J.-B. P. – J’aime beaucoup Marin Ledun, qui s’est fait connaître avec « Les visages écrasés », un livre sur la violence à France Télécom, qu’il a vécu de l’intérieur pour y avoir travaillé, Nicolas Mathieu, également, qui a écrit « Aux animaux la guerre » sur les conséquences d’une fermeture d’usine dans les Vosges, ou encore Chantal Pelletier pour « Tirez sur le caviste ». Parmi ceux que j’ai lancés, il y a Tonino Benacquista, et plus récemment, Pascal Dessaint. J’ai particulièrement apprécié son dernier livre, « Le chemin s’arrêtera là », où il revient à des personnages cassés, limés par la société. C’est très, très bien écrit. Propos recueillis par Jean-Philippe Joseph
Ancien professeur de dessin, Jean-Bernard Pouy a publié son premier roman en 1983. Depuis, il en a écrit plus d’une centaine, ainsi que des nouvelles (350), des pièces de théâtre ou encore des essais. Il est également le créateur du « Poulpe », collection démarrée en 1995 avec « La petite écuyère a cafté ». Défenseur du roman populaire, J.-B. Pouy aime à s’imposer des contraintes d’écriture et narratives, souvent imperceptibles du lecteur.

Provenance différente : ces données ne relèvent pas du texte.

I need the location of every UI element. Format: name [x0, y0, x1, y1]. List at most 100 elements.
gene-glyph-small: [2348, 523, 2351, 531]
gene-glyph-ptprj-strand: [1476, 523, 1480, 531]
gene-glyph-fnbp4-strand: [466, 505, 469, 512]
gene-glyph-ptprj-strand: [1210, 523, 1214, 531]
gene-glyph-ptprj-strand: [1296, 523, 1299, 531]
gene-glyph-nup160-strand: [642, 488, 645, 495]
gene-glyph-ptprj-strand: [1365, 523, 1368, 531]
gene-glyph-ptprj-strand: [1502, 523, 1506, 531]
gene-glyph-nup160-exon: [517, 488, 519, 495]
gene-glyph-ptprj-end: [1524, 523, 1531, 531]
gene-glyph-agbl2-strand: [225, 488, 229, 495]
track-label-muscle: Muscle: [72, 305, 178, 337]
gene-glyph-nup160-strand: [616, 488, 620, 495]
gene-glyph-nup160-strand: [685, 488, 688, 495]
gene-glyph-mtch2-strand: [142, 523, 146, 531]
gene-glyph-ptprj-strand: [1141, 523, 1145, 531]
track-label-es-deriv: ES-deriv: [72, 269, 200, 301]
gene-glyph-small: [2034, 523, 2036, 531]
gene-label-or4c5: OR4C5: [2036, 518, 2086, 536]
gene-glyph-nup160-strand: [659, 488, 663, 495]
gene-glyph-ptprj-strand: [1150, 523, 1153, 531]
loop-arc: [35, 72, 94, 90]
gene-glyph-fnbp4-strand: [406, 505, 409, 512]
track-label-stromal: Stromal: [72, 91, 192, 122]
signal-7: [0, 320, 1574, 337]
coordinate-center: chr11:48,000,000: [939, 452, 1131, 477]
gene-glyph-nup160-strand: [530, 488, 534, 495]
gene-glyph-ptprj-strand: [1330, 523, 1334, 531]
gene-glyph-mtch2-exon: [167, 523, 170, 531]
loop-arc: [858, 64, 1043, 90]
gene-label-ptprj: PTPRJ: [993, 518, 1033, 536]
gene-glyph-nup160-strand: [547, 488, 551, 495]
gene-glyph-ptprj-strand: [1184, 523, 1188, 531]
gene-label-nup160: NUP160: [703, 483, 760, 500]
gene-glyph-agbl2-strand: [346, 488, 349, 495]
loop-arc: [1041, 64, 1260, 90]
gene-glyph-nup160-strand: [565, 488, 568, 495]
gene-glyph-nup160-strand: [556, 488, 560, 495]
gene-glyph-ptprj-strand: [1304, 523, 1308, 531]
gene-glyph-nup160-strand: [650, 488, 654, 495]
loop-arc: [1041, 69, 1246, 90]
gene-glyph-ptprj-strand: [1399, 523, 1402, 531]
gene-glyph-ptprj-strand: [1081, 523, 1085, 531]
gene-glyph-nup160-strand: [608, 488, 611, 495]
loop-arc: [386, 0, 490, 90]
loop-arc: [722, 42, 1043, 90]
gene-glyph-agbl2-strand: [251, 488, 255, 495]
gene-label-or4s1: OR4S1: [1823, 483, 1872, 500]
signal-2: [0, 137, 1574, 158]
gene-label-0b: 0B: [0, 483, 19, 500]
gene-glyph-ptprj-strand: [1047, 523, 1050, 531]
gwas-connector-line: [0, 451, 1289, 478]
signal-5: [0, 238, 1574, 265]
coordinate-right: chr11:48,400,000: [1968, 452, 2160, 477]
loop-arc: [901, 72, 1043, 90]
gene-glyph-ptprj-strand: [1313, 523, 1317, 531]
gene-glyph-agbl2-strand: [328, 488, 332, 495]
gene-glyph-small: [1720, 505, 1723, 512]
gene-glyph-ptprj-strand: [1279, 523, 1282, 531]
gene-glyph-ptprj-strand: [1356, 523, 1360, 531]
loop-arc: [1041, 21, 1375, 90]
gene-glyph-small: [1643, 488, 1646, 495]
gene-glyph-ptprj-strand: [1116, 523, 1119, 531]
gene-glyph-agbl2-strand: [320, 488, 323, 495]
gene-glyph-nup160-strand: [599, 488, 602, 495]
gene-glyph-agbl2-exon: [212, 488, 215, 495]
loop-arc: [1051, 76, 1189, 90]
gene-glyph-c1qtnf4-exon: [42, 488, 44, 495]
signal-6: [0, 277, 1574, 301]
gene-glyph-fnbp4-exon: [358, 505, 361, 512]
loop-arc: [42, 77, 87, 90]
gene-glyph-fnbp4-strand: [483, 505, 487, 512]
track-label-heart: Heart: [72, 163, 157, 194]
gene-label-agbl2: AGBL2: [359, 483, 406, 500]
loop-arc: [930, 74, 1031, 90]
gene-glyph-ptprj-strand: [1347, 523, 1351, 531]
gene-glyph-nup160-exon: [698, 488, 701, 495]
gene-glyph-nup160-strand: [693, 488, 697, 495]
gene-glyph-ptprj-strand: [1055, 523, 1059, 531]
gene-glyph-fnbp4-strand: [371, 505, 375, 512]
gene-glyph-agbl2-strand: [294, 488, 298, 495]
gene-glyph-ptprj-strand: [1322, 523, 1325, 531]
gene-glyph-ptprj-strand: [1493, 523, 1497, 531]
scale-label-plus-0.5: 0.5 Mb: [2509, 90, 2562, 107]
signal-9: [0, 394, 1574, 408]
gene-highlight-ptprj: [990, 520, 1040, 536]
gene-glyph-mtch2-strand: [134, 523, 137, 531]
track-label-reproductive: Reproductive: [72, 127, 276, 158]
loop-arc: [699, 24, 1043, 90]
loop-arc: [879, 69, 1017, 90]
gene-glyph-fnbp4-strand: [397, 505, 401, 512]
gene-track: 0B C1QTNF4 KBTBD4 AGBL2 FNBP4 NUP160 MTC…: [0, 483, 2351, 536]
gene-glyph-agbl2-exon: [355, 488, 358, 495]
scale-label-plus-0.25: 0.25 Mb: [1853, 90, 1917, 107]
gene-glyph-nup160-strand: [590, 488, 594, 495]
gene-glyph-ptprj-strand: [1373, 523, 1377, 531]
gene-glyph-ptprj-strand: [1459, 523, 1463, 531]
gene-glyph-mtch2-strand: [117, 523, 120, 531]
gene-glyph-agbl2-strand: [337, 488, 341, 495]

Les 70 ans de la Série Noire
Fondée en 1945 par Marcel Duhamel, la collection s’impose d’emblée comme référence pour les amateurs de polar. Les premiers auteurs publiés ? Les américains Chase, Chandler, Hammett, Himes, McBain, Thompson et tant d’autres… Jusqu’à cette année 1971 où Jean-Patrick Manchette publie « L’affaire N’Gustro » qui signe la naissance du roman noir à la française : quand la description de la réalité sociale l’emporte sur la résolution de l’énigme ! Au point de faire école (Daeninckx, Jonquet, Pennac, Vilar…) et d’assister aujourd’hui à l’éclosion d’une nouvelle génération avec des auteurs tels Chainas, Férey, Leroy, Pécherot. Une véritable intrigue, une qualité d’écriture et un style qui n’ont rien à envier à la littérature « blanche », d’authentiques romanciers qu’une factice classification en genre littéraire prétend reléguer trop souvent en seconde zone. Le roman noir est littérature à part entière. Pour preuve, deux nouvelles parutions à mettre en exergue en cette année anniversaire : « Or noir » de Dominique Manotti et « Pukhtu Primo » de Doa… L’une nous guide dans les méandres d’une nouvelle mafia marseillaise branchée sur les marché pétroliers, l’autre nous offre une plongée ahurissante dans cet Afghanistan en guerre où forces régulières côtoient milices et mafias de tout poil. Un roman de facture classique pour Manotti, un volumineux bouquin pour Doa dont la précision chirurgicale dans l’accumulation des références et descriptions, qui n’a d’égale que la justesse meurtrière des drones, ne doit pas décourager le lecteur… Deux ouvrages à lire d’urgence, deux grands romanciers couronnés en 2011 du Grand Prix de littérature policière pour « L’honorable société » écrit en commun. Y.L.